Recoupling dipolar interactions with multiple I=1 quadrupolar nuclei: A 11B{6Li} and 31P{6Li} rotational echo double resonance study of lithium borophosphate glasses.
Published in Solid State Nuclear Magnetic Resonance, 2017
Recommended citation: L.M. Funke, H. Bradtmüller, H. Eckert, “Recoupling dipolar interactions with multiple I=1 quadrupolar nuclei: A 11B{6Li} and 31P{6Li} rotational echo double resonance study of lithium borophosphate glasses”, Solid State Nuclear Magnetic Resonance, 2017, 84, 143−150. https://doi.org/10.1016/j.ssnmr.2017.02.004
The case of rotational echo double resonance (REDOR) experiments on the observe nuclei 11B and 31P interacting with multiple I=1 quadrupolar nuclei is analyzed in detail by SIMPSON simulations and experimental studies. The simulations define the region within the parameter space spanned by nutation frequency, quadrupolar coupling constant and spinning frequency where the parabolic analysis of the initial REDOR curve in terms of dipolar second moments has validity.
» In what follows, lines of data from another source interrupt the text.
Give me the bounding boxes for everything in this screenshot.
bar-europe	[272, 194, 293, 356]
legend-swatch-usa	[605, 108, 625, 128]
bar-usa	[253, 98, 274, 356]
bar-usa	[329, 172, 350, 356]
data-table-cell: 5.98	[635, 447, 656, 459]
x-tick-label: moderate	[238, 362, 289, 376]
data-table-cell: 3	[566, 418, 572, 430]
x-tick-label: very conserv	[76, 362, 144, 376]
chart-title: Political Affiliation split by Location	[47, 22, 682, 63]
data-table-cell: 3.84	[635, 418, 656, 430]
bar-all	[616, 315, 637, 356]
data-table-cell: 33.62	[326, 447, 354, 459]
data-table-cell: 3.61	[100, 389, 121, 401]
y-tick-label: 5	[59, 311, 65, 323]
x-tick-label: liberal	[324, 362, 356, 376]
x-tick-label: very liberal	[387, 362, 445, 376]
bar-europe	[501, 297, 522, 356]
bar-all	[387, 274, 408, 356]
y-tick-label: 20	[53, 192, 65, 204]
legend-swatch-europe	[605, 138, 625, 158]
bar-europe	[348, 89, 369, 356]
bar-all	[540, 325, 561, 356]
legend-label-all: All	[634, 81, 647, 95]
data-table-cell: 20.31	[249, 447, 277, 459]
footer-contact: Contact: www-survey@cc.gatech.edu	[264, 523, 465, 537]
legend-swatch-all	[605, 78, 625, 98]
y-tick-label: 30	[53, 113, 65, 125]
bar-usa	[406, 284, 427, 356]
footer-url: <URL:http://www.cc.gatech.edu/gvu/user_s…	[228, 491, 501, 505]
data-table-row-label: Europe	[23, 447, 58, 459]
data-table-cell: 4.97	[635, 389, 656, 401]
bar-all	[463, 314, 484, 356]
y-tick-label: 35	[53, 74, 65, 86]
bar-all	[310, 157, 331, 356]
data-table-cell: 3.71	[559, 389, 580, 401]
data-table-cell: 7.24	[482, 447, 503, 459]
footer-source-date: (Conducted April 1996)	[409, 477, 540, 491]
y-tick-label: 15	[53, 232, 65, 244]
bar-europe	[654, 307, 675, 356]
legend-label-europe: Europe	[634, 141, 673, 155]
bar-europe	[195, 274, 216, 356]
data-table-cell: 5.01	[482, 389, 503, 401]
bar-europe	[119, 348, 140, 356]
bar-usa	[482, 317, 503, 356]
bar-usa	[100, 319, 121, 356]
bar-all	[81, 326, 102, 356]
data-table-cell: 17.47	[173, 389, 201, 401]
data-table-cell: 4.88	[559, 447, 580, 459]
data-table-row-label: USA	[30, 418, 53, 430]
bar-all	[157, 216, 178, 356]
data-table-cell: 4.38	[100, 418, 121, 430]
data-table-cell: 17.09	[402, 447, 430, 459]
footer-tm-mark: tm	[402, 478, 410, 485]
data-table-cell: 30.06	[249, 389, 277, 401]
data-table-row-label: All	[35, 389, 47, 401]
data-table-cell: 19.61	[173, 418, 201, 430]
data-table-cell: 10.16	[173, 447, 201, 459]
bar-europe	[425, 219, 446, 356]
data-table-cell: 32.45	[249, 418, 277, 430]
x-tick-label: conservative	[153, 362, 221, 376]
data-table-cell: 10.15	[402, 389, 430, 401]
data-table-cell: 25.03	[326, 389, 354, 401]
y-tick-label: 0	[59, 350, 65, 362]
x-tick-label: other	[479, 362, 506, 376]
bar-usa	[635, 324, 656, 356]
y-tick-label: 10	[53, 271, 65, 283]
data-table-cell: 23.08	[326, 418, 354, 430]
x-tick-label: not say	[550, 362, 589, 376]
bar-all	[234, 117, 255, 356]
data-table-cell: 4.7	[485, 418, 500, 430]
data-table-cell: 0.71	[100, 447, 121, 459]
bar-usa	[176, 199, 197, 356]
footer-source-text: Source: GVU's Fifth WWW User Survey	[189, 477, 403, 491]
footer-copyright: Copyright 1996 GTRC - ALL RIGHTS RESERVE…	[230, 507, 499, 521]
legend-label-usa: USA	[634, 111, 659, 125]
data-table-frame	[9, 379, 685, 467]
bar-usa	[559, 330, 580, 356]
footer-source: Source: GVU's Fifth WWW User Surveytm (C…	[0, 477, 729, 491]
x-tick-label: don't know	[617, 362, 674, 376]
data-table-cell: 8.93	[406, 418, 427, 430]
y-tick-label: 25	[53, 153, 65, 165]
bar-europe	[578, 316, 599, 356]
The predictions are tested by experimental studies on the crystalline model compounds lithium diborate and lithium pyrophosphate, which are subsequently extended to measure dipolar second moments M2(11B{6Li}) and M2(31P{6Li}) in three borophosphate glasses. The data indicate that the lithium cations interact significantly more strongly with the phosphate than with the borate species, despite the formally anionic character of four-coordinate boron and the formally neutral character of the ultraphosphate (P(3)) units to which they are linked.
Recommended citation: L.M. Funke, H. Bradtmüller, H. Eckert, “Recoupling dipolar interactions with multiple I=1 quadrupolar nuclei: A 11B{6Li} and 31P{6Li} rotational echo double resonance study of lithium borophosphate glasses”, Solid State Nuclear Magnetic Resonance, 2017, 84, 143−150.